While longer content does do better in search, it’s not the only thing that matters. There are many factors to Page Authority (such as backlinks and bounce rate). It’s much more important to write quality short articles than to write useless large articles.

High PA content tends to get more shares, but this trend slowed down in 2017

Page Authority and number of shares are indirectly linked, since social signals are. That being said, there’s an obvious trend that in high PA content received less shares in 2017 than in 2016.

This could be because other factors besides social signals became more important in 2017 than in 2016. According to Moz, their PA is calculated using machine learning and is constantly evolving.

The bottom line is that you need to optimize for both if you want shares and SEO traffic.

There was much more viral, high page-authority content created in 2017 than in 2016

So why did the number of viral, high PA web pages increase from 2017 to 2016?

My guess is that the amount of content that is optimized for both social media and SEO has increased. Content marketers have been upping their game, and pushing out even better content.

Content that goes viral is much more likely to be on high Domain Authority websites. This didn’t change from 2016 to 2017

If you want to create a viral article, your best bet has always been to put your content on high-traffic, high-DA sites. I noticed this exact trend when I analyzed shares of 1,000 infographics.

In 2017 and 2016, content is a winner-take-most world. It’s hard for smaller sites to break through the noise.

Once content breaks through the 500 share mark, Domain Authority plays a minor role in the number of shares

All hope is not lost for smaller sites. If you do manage to break through that 500 share barrier, then your content can do just as well as high-DA content.

There is a slight trend of users giving more shares to sites with high and low DA, but I’m not sure how much that should affect your strategy. If all you want are shares, then get your content on a high-DA site. But, know that it is possible to create a viral piece of content on an unknown site.

Users are more likely to share viral videos in 2017 than in 2016, though written content still performs best

Even though everyone talks a lot about video, I think we have to remember that the internet started and still is a text-based medium. That’s why the content that did the best were text-based general articles.

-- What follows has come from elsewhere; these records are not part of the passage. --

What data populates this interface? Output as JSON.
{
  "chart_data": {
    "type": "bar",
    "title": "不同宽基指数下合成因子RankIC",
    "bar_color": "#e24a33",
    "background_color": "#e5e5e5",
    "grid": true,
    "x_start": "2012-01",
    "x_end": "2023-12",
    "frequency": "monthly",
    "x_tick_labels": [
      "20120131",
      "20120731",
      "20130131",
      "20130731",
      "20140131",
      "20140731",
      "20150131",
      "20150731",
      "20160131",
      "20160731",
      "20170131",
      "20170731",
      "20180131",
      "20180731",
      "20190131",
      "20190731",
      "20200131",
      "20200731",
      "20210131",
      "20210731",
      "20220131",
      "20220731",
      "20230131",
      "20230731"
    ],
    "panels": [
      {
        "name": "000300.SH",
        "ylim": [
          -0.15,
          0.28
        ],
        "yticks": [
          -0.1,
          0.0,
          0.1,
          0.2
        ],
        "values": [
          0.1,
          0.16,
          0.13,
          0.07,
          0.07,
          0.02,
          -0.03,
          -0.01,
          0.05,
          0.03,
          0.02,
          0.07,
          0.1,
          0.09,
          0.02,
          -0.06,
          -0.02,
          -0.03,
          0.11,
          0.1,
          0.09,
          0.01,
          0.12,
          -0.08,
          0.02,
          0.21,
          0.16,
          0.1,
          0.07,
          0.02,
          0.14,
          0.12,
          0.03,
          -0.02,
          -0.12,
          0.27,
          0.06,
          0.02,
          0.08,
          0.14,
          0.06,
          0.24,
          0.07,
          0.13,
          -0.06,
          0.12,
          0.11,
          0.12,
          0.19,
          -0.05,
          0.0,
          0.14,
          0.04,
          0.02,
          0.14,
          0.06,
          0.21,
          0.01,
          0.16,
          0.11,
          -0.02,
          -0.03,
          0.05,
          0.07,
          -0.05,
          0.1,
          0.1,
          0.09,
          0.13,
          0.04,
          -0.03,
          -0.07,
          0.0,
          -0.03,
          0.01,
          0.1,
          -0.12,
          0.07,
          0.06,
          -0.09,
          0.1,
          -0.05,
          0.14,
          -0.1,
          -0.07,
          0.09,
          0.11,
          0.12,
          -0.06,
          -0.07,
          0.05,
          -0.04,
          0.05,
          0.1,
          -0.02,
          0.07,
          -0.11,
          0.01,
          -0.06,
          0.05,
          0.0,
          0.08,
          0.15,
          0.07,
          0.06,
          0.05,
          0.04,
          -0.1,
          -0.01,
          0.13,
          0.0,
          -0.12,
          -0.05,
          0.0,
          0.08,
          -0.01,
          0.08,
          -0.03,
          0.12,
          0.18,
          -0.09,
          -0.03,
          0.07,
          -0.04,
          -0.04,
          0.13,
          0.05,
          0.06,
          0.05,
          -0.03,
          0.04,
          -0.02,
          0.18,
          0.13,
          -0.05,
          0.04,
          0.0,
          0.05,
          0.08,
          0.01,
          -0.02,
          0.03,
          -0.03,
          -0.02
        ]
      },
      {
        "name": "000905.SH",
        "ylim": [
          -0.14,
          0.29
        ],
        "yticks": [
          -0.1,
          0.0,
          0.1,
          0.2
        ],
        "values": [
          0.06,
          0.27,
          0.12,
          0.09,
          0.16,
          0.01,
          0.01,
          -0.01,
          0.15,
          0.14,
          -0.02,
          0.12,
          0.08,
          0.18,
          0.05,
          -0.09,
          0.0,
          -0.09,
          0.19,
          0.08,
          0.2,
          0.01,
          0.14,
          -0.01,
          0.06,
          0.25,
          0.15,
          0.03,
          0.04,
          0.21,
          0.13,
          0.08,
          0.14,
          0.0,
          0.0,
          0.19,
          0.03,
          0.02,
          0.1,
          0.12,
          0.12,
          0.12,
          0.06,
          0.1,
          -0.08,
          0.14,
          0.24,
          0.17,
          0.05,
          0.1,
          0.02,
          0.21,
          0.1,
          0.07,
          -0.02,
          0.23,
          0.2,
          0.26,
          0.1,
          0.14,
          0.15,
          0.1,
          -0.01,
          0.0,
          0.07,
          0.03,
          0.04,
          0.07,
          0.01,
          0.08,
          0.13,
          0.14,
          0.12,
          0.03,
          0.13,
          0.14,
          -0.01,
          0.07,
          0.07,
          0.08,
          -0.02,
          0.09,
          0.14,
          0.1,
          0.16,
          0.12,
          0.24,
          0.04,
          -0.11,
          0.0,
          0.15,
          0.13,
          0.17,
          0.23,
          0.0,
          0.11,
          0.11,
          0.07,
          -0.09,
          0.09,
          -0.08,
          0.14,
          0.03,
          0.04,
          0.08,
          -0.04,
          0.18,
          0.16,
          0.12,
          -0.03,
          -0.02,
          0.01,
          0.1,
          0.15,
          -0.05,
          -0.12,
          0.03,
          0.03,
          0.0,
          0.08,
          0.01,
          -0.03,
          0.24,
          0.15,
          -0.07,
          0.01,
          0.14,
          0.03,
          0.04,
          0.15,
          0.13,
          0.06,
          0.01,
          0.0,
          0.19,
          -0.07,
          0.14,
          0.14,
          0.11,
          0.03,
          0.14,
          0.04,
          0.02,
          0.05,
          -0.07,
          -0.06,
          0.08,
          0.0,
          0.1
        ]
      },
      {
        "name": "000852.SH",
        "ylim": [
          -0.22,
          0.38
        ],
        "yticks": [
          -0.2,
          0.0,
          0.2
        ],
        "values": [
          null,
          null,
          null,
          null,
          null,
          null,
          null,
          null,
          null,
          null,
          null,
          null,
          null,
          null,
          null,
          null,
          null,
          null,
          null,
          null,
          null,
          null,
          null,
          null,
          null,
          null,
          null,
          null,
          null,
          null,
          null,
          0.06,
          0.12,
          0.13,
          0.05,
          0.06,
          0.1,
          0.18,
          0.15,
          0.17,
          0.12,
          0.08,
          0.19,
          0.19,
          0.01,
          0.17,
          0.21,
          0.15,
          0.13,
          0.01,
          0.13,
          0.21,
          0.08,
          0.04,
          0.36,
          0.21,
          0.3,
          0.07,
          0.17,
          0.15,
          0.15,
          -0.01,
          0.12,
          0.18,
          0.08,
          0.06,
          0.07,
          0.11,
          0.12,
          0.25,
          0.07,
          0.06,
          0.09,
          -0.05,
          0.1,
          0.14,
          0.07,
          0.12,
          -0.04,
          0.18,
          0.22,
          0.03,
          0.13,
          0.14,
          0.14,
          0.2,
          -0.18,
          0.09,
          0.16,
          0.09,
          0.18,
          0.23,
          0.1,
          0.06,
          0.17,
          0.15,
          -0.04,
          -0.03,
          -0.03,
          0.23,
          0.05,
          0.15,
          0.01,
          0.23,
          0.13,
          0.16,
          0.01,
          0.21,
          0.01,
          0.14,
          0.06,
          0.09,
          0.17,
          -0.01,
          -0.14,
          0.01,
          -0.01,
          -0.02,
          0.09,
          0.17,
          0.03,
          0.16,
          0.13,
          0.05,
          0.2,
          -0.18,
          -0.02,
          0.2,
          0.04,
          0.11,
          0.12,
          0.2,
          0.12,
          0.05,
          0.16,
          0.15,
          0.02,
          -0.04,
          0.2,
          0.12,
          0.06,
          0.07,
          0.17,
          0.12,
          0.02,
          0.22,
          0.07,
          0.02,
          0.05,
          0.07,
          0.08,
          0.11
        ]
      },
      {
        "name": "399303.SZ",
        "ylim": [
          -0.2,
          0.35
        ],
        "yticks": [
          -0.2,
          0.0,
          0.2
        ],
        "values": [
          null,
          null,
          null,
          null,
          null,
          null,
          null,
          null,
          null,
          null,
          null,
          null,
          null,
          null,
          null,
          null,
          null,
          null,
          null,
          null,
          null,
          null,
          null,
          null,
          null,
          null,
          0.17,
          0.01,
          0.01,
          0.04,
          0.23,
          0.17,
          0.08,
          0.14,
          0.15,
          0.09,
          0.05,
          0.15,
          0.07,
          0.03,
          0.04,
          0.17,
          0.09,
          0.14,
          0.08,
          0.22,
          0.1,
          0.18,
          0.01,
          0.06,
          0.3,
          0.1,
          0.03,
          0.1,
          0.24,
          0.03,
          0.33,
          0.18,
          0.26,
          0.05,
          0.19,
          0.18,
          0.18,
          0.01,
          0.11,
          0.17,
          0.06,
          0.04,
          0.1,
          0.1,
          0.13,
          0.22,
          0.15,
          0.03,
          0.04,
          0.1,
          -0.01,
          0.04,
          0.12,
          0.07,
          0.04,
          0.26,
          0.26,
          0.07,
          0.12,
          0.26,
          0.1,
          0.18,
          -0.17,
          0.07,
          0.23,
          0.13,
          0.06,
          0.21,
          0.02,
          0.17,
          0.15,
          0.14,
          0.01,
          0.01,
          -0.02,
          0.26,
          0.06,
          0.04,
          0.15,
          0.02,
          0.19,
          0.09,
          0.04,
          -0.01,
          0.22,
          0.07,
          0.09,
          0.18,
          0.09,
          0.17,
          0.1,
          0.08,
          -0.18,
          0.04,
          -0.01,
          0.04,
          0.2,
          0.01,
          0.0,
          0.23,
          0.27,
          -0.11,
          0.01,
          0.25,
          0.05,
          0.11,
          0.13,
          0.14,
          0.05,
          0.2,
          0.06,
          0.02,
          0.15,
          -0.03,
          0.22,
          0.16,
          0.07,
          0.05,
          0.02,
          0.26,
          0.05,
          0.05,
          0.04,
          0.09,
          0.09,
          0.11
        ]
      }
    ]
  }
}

Another clear trend is that users are not rewarding templates as much. Maybe they’re getting tired of list posts, how-to articles, and infographics. But, they are sharing videos more.

In 2016 and 2017, your best bet to go viral was to create written content that had no template, but the best template is a list post

Again, we see that users were less likely to share template content from 2017 to 2016.

This makes sense to me. Viral content should be unique and interesting in order to convince people to share it. That’s good news for those of us trying to break through by spending lots of time on excellent content.

Facebook is responsible for most shares of viral content, and that trend increased from 2016 to 2017. LinkedIn and Twitter shares also increased while Pinterest shares did not

This wasn’t even close. Users are still overwhelmingly sharing content on Facebook. It’s strange because even though I consider Twitter to be the more public platform, the data is clear that Facebook is where most shares happen.

That being said, shares on Twitter and LinkedIn are not insignificant. Getting the right people to view your content is more important than getting any random person to view it.

As for Pinterest shares going down, my theory is that Pinterest is its own unique site. Things that do well on Pinterest are designed specifically for it. It might not be worth your time unless you know your target audience hangs out there.

Conclusion

If there is one thing that stood out from my research, it’s that good content is hard. Templates don’t guarantee success, neither does content length or getting a high Page Authority. Also, it’s still hard to compete against the well-known, high-DA sites. All of this makes sense to me as content marketers become more sophisticated.